The reason they recommend "full length resizing" for lever actions and semi-autos is the lack the camming force of a bolt action to lock the breech is the case is slightly oversized.


----------



## tamarackreg

If you really want a hand press, get both.

You won't be sorry.


----------



## GREENCOUNTYPETE

you may save a bundle and still spend more reloading 


I reload 38spl for less than a dime a round , the current price for 22lr , yet I am sure I am not saving any money because now I shoot a lot more.

for years I would maybe shoot 250 to 500 rounds of 9mm in a year , I started reloading it got in some leagues and now I easily shoot that in a month

but I am also a much better shot for it


----------



## tamarackreg

BTW, the Lee depriming die full length sizes the brass on the depriming stroke.


----------



## Rectifier

Yep, my hammer loaders save me money because I can't produce ammo in too much bulk. So I don't really shoot that much more. I do most of my target practice/plinking with .22LR and .177 air rifle and save my centerfire rifles for hunting. However with access to a tool that can produce a round every 10 seconds, I definitely would shoot more! 

Canada prices are bringing me back down to earth on the progressive press, that $180USD press is $375 here. More than just the exchange rate, plenty of Canada premium there. Maybe I'll just go with dies and hand press. 

Pete, is it just USA bullet pricing making your 38spl look so cheap to me? As I've priced .44 mag plinking rounds: 
- primer 0.05 
- 8 grains of Unique 0.08 
- hard cast lead bullet, lubricated, no gas check $0.17 shipped or $0.25 locally

Making my round about $0.30 minimum. Of course, we are buying .44 mag factory rounds for over a dollar each while yours are well under a dollar in the USA.


----------



## GREENCOUNTYPETE

I cast my own bullets so lead at about a dollar a pound runs me 1USD a pound as scrap that makes about 56 bullets in 38 less in 44
that's if I even count the cost of lead , some of it comes when I get work done at the mechanic he eases the pain of big repair bills with a bucket of lead any time he can.

I am using sellier & bellot primers I found at 19.99usd per 1000 +5.5% sales tax so 2.1 cents brass in 38 seems to last forever and I am running a charge of either Tightwad for real powder puff loads or Power Pistol for normal power that runs about 1.6 cents a round if I had to buy locally available cast and lubed bullets it would add about 8 cents a bullet It probably helps there is a commercial caster about an hours drive away and my local shop carries their product.

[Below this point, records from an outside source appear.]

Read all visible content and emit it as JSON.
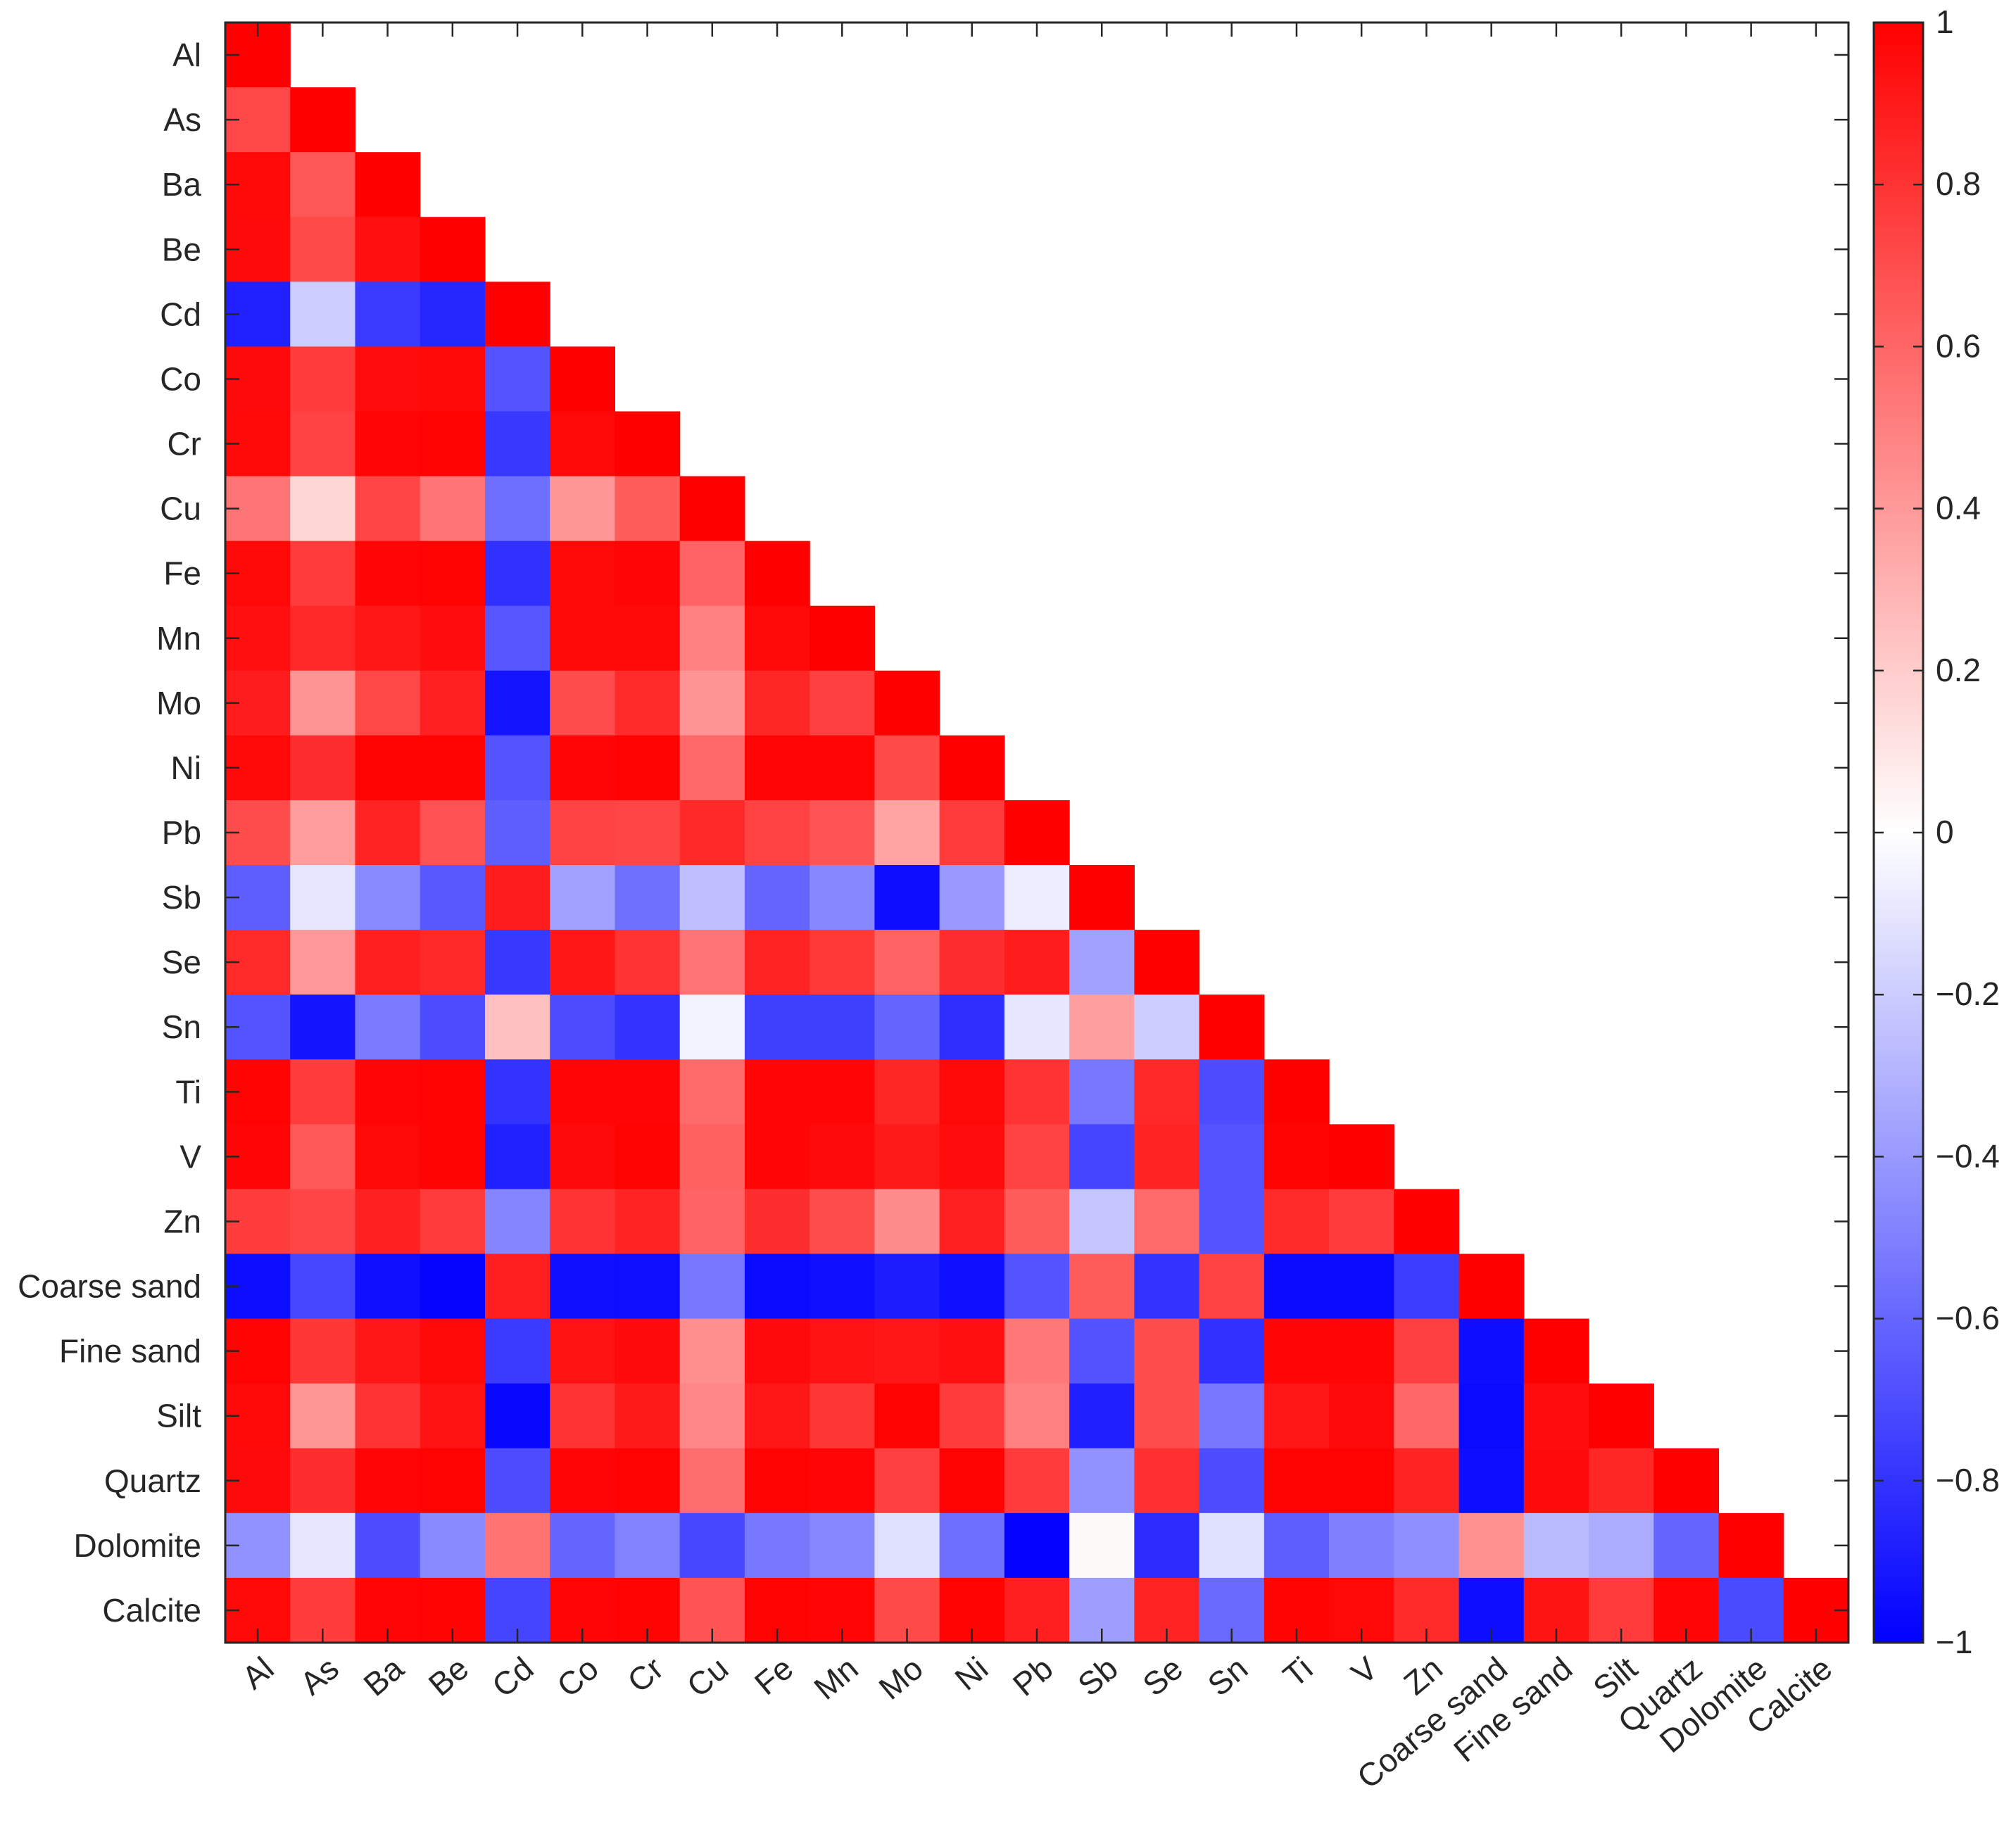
{
  "chart_data": {
    "type": "heatmap",
    "title": "",
    "xlabel": "",
    "ylabel": "",
    "labels": [
      "Al",
      "As",
      "Ba",
      "Be",
      "Cd",
      "Co",
      "Cr",
      "Cu",
      "Fe",
      "Mn",
      "Mo",
      "Ni",
      "Pb",
      "Sb",
      "Se",
      "Sn",
      "Ti",
      "V",
      "Zn",
      "Coarse sand",
      "Fine sand",
      "Silt",
      "Quartz",
      "Dolomite",
      "Calcite"
    ],
    "lower_triangle_only": true,
    "matrix": [
      [
        1.0
      ],
      [
        0.72,
        1.0
      ],
      [
        0.97,
        0.66,
        1.0
      ],
      [
        0.96,
        0.71,
        0.94,
        1.0
      ],
      [
        -0.87,
        -0.2,
        -0.77,
        -0.85,
        1.0
      ],
      [
        0.96,
        0.76,
        0.95,
        0.97,
        -0.67,
        1.0
      ],
      [
        0.97,
        0.74,
        0.98,
        0.99,
        -0.78,
        0.97,
        1.0
      ],
      [
        0.54,
        0.16,
        0.73,
        0.54,
        -0.57,
        0.41,
        0.64,
        1.0
      ],
      [
        0.97,
        0.77,
        0.98,
        0.99,
        -0.81,
        0.97,
        0.98,
        0.61,
        1.0
      ],
      [
        0.94,
        0.84,
        0.91,
        0.95,
        -0.66,
        0.97,
        0.97,
        0.5,
        0.97,
        1.0
      ],
      [
        0.89,
        0.42,
        0.72,
        0.87,
        -0.92,
        0.7,
        0.83,
        0.42,
        0.85,
        0.75,
        1.0
      ],
      [
        0.97,
        0.82,
        0.99,
        0.99,
        -0.67,
        0.98,
        0.99,
        0.59,
        0.98,
        0.98,
        0.71,
        1.0
      ],
      [
        0.7,
        0.39,
        0.86,
        0.68,
        -0.63,
        0.74,
        0.73,
        0.84,
        0.74,
        0.67,
        0.36,
        0.77,
        1.0
      ],
      [
        -0.63,
        -0.1,
        -0.46,
        -0.65,
        0.89,
        -0.37,
        -0.56,
        -0.25,
        -0.6,
        -0.47,
        -0.95,
        -0.4,
        -0.07,
        1.0
      ],
      [
        0.83,
        0.4,
        0.88,
        0.84,
        -0.78,
        0.91,
        0.8,
        0.54,
        0.86,
        0.78,
        0.61,
        0.82,
        0.89,
        -0.37,
        1.0
      ],
      [
        -0.67,
        -0.92,
        -0.52,
        -0.7,
        0.25,
        -0.7,
        -0.8,
        -0.05,
        -0.75,
        -0.75,
        -0.6,
        -0.82,
        -0.1,
        0.38,
        -0.2,
        1.0
      ],
      [
        0.99,
        0.76,
        0.98,
        0.99,
        -0.8,
        0.98,
        0.98,
        0.58,
        0.98,
        0.98,
        0.85,
        0.97,
        0.8,
        -0.53,
        0.84,
        -0.7,
        1.0
      ],
      [
        0.98,
        0.65,
        0.97,
        0.99,
        -0.87,
        0.96,
        0.99,
        0.62,
        0.98,
        0.96,
        0.9,
        0.95,
        0.74,
        -0.73,
        0.86,
        -0.67,
        0.99,
        1.0
      ],
      [
        0.76,
        0.73,
        0.87,
        0.77,
        -0.48,
        0.8,
        0.86,
        0.61,
        0.82,
        0.7,
        0.45,
        0.87,
        0.64,
        -0.23,
        0.58,
        -0.67,
        0.83,
        0.77,
        1.0
      ],
      [
        -0.95,
        -0.72,
        -0.94,
        -0.98,
        0.88,
        -0.94,
        -0.94,
        -0.53,
        -0.96,
        -0.94,
        -0.89,
        -0.94,
        -0.67,
        0.64,
        -0.8,
        0.74,
        -0.96,
        -0.96,
        -0.76,
        1.0
      ],
      [
        0.99,
        0.79,
        0.91,
        0.97,
        -0.77,
        0.93,
        0.96,
        0.44,
        0.96,
        0.93,
        0.91,
        0.94,
        0.53,
        -0.68,
        0.7,
        -0.81,
        0.98,
        0.98,
        0.75,
        -0.95,
        1.0
      ],
      [
        0.97,
        0.41,
        0.8,
        0.93,
        -0.97,
        0.8,
        0.9,
        0.47,
        0.91,
        0.79,
        0.99,
        0.76,
        0.5,
        -0.88,
        0.7,
        -0.53,
        0.91,
        0.96,
        0.6,
        -0.96,
        0.95,
        1.0
      ],
      [
        0.96,
        0.82,
        0.98,
        0.99,
        -0.7,
        0.98,
        0.99,
        0.57,
        0.99,
        0.98,
        0.75,
        0.99,
        0.77,
        -0.43,
        0.81,
        -0.7,
        0.99,
        0.99,
        0.86,
        -0.95,
        0.96,
        0.85,
        1.0
      ],
      [
        -0.43,
        -0.1,
        -0.7,
        -0.46,
        0.55,
        -0.6,
        -0.49,
        -0.72,
        -0.53,
        -0.47,
        -0.12,
        -0.57,
        -0.99,
        0.02,
        -0.83,
        -0.12,
        -0.63,
        -0.5,
        -0.44,
        0.43,
        -0.27,
        -0.33,
        -0.6,
        1.0
      ],
      [
        0.97,
        0.76,
        0.98,
        0.99,
        -0.73,
        0.98,
        0.99,
        0.67,
        0.99,
        0.98,
        0.71,
        0.99,
        0.88,
        -0.38,
        0.86,
        -0.59,
        0.99,
        0.97,
        0.83,
        -0.95,
        0.92,
        0.77,
        0.98,
        -0.71,
        1.0
      ]
    ],
    "colorbar": {
      "min": -1,
      "max": 1,
      "ticks": [
        1,
        0.8,
        0.6,
        0.4,
        0.2,
        0,
        -0.2,
        -0.4,
        -0.6,
        -0.8,
        -1
      ],
      "tick_labels": [
        "1",
        "0.8",
        "0.6",
        "0.4",
        "0.2",
        "0",
        "−0.2",
        "−0.4",
        "−0.6",
        "−0.8",
        "−1"
      ],
      "colors": {
        "low": "#0000ff",
        "mid": "#ffffff",
        "high": "#ff0000"
      }
    },
    "grid": false,
    "legend": "colorbar-right"
  }
}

for plinking rounds a gas check is not needed , actually for anything less than full out magnum rounds the 44 shouldn't need a gas check as long as you have good fit 


I started casting with a lee mold , a soup ladle , a slotted spoon , in a good will stainless steel sauce pan on a Colman stove on my picnic table it was actually a borrowed mold I had like 5 dollars in the set up

now I run a Lee 4-20 bottom pour pot and wish I had a second maybe even a 3rd but I make do with one for now , I would have one just for soft lead for muzzle loading round balls and conicals , then the other 2 set up for casting Wheel weight lead or range scrap for pistol bullets mainly because when I get on a roll I run a 20 pound pot low just about the time I am really dropping bullets nice then I have to add more lead and wait to come up to temp again about as long as it would take to drain a second pot 

for spru plate Lube 2 cycle oil and a qtip works well

there is very little waste in casting , but you only get about 1/3 the pots weight in bullets because you don't run it dry and because of the sprue , which goes back in the pot but is necessary to the full fill out of a bullet 

so a 20 pound pot is good for between 150 and 350 bullets for the 240gr to 120gr range you might get a few more , you would increase that if the mold is still hot from pouring on the other pot and avoid the bullets you drop in the sprue pile while warming up the mold 

loading hornady XTP I figured I was loading for about 35 cents each and to buy them was about 75 to a dollar 

factory 44 mag prices here are about 40-45 dollars a box of 50 rounds 

XTP 44mag 200gr loaded are 91 cents a round on sale right now the bullet is 21 cents of that
so not to far under that dollar
save your brass the stuff is like gold


----------



## Rectifier

Our factory prices are about $60/50 rounds.

8 cents a bullet is a good deal! It almost makes me wonder why you put the effort in to collect lead and spend the time to cast it. Though if you enjoy it that's what counts, kind of like me wasting my time trapping in the winters.

I got the Lee hand press with ram prime and set of 3 carbide dies. I'm surprised how little force is needed on the hand press. Love the ram prime. Didn't get the factory crimp/postsizer and I don't think I need it, the bullet seating die makes a nice crimp itself.

I got 240gr SWC with moly lube for $0.20. Standard powder shortage up here so I ended up with 800x. I'm pretty happy with 9 grains of 800x for plinking, though I think I could go lighter if I wanted really sissy loads. 800x looks really versatile as well, it can drive them at full magnum speeds if I load up properly.

Fun gun to shoot now that I have light and cheap loads. Really fun! I'm going to have to set up a course where I can walk about and bang some gongs.


----------



## GREENCOUNTYPETE

when you shoot several thousand a year even 8 cents gets spendy . I don't make that much in a day at work but I can make that many bullets in less time than it would take me to make it at work and pay the tax mans cut and I don't mind the work of making bullets

my wife gets a kick out of the " I live on a fixed income " line she hears so often , like I don't there are only so many hours work will pay you for when you max those out its fixed by the available time in a day 
I believe Ben wasn't talking about saving pennies in a jar when he said " a penny saved is a penny earned." I believe it went much further than that , that things or services of value that you could do your self to reduce costs were as good as earned money.


make sure to always keep 8 or more meters back from any steel shot with a pistol or if a steel target has specific instructions follow them

make sure to wear safety glasses , pieces still come back just that they are smaller and not moving as fast once you get back past 8 meters 

and never shoot dimpled steel plates , like the craters left from rifle loads 

those craters spit larger chunks of the bullet back at you at a different angle than flat steel lets just say bullet fragment holes in you aren't any fun either.


----------



## Jolly

While not quite as fast as the turrent press, the Lee O-frame kit will do the job well, for a bit less money.

As others have said, if you cast your own bullets (and the .44 mag works well with them) you can really, really cut your cost.


----------